Commenting on the sales trends, Darius McDermott, managing director, Chelsea Financial Services, said: “It is quite clear from these statistics that our investors putting money in Junior ISAs are prepared to go into higher risk areas such as smaller companies, companies in recovery and emerging market stocks. Secondly, all of the top ten most popular funds are equity funds.”
The full top 10 are…
Junior ISAs were made available to the British public on 1 November 2011 in a bid to encourage parents to save for their child’s future. A Junior ISA (JISA) is simply a version of the popular ISA but aimed at parents, guardians and grandparents who wish to save for a child’s future.
The main difference between the two is that with a JISA the annual contribution limit is £4,000 as opposed to £15,000 for an ISA. However, the ISA advantages of no capital gains tax and no further liability to income tax are the same.
JISAs are available for any child who is resident in the UK and was not eligible for the Child Trust Fund. In other words, children born before 1st September 2002, who are still under the age of 18, and any child born after 1st January 2011.
McDermott added: “Apart from the tax incentive, what really appeals about the JISA is the length of investment horizon – because JISAs can only be accessed at the age of 18, parents with very young children can take on more investment risk. Furthermore, record-low interest rates make the case for equities in JISAs even more compelling.

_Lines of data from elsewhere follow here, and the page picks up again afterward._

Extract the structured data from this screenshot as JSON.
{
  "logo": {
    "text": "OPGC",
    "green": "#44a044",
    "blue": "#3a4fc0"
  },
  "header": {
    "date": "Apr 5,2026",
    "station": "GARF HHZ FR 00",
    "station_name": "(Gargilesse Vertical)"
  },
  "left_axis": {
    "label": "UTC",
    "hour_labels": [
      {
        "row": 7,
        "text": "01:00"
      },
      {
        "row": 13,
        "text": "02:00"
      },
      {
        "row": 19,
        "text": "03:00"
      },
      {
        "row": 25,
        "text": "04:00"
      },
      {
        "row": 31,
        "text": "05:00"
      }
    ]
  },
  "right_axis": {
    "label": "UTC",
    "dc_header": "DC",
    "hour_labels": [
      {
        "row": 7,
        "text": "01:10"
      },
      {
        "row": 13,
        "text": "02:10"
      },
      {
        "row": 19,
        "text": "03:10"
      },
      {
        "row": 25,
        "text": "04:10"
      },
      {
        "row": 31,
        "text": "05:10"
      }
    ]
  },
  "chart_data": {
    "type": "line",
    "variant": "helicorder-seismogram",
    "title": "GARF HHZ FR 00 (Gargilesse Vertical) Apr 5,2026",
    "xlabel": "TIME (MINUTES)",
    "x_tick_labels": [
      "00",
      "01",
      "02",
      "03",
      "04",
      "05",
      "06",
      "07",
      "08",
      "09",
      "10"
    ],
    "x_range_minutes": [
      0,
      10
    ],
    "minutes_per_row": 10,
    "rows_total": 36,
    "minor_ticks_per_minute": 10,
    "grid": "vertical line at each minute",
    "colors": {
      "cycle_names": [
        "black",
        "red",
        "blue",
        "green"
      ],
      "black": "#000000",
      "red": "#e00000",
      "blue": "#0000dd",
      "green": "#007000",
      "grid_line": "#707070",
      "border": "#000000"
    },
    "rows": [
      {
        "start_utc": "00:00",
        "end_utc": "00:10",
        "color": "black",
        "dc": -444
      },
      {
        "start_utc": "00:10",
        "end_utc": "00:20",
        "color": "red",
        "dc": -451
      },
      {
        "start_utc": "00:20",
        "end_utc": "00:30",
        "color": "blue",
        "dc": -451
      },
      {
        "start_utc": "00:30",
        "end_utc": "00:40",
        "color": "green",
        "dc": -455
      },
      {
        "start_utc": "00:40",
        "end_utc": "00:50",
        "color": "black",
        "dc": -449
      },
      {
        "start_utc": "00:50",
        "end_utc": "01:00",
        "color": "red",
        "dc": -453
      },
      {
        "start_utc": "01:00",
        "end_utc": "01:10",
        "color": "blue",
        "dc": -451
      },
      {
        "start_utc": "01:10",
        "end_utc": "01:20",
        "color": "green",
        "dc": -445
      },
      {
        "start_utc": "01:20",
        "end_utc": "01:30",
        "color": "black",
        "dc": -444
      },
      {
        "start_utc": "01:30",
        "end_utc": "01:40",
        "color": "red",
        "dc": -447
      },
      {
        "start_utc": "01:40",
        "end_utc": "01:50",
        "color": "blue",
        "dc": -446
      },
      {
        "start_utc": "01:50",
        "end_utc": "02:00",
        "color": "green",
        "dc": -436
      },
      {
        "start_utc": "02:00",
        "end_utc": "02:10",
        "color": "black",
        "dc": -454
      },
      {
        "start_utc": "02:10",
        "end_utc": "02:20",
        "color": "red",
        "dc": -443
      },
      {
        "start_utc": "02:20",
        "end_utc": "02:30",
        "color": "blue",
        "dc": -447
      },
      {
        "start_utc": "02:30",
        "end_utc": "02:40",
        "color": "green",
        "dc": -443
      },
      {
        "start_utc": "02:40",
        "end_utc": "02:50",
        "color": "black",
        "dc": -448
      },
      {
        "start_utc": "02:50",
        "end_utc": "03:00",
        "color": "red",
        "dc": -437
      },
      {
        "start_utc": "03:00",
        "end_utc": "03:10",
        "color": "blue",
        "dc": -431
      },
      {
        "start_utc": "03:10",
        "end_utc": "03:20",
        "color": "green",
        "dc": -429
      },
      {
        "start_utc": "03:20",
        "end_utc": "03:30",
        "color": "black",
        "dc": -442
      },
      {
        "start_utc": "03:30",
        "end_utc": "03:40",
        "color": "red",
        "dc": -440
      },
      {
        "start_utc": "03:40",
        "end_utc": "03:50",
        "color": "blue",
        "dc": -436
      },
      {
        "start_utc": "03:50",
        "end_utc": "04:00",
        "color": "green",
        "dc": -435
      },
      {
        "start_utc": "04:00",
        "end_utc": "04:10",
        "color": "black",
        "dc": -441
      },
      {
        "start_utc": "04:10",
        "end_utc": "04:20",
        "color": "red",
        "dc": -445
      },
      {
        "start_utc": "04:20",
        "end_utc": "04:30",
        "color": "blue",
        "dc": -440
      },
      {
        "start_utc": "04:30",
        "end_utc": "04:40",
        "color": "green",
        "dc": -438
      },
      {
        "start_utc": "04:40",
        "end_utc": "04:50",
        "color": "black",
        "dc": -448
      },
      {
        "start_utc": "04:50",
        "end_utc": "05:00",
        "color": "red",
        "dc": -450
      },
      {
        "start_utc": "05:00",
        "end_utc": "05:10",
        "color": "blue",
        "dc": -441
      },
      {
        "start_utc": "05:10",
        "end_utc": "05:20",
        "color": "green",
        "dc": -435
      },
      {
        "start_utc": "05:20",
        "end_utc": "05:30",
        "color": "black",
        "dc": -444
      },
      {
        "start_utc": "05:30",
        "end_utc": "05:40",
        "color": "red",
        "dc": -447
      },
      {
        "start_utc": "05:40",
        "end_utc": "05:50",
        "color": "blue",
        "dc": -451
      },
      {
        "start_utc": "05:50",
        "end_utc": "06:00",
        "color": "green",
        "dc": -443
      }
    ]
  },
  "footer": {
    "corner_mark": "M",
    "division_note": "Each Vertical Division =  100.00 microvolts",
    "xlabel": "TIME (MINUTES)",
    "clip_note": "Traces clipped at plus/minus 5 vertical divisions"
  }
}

“Presently, cash accounts and 10-year gilts return either a derisory or negative real return on investments when you factor in inflation. Moving into higher-risk investments is a calculated risk with JISAs and looking at historical data equities have greater long-term potential for returns than cash.”
To give investors an idea as to how much could be saved on behalf of a child, Chelsea noted that a monthly contribution of £50, assuming 7% growth per annum, could provide a pot of over £21,000 over 18 years. A monthly contribution of £300 could grow to almost £130,000.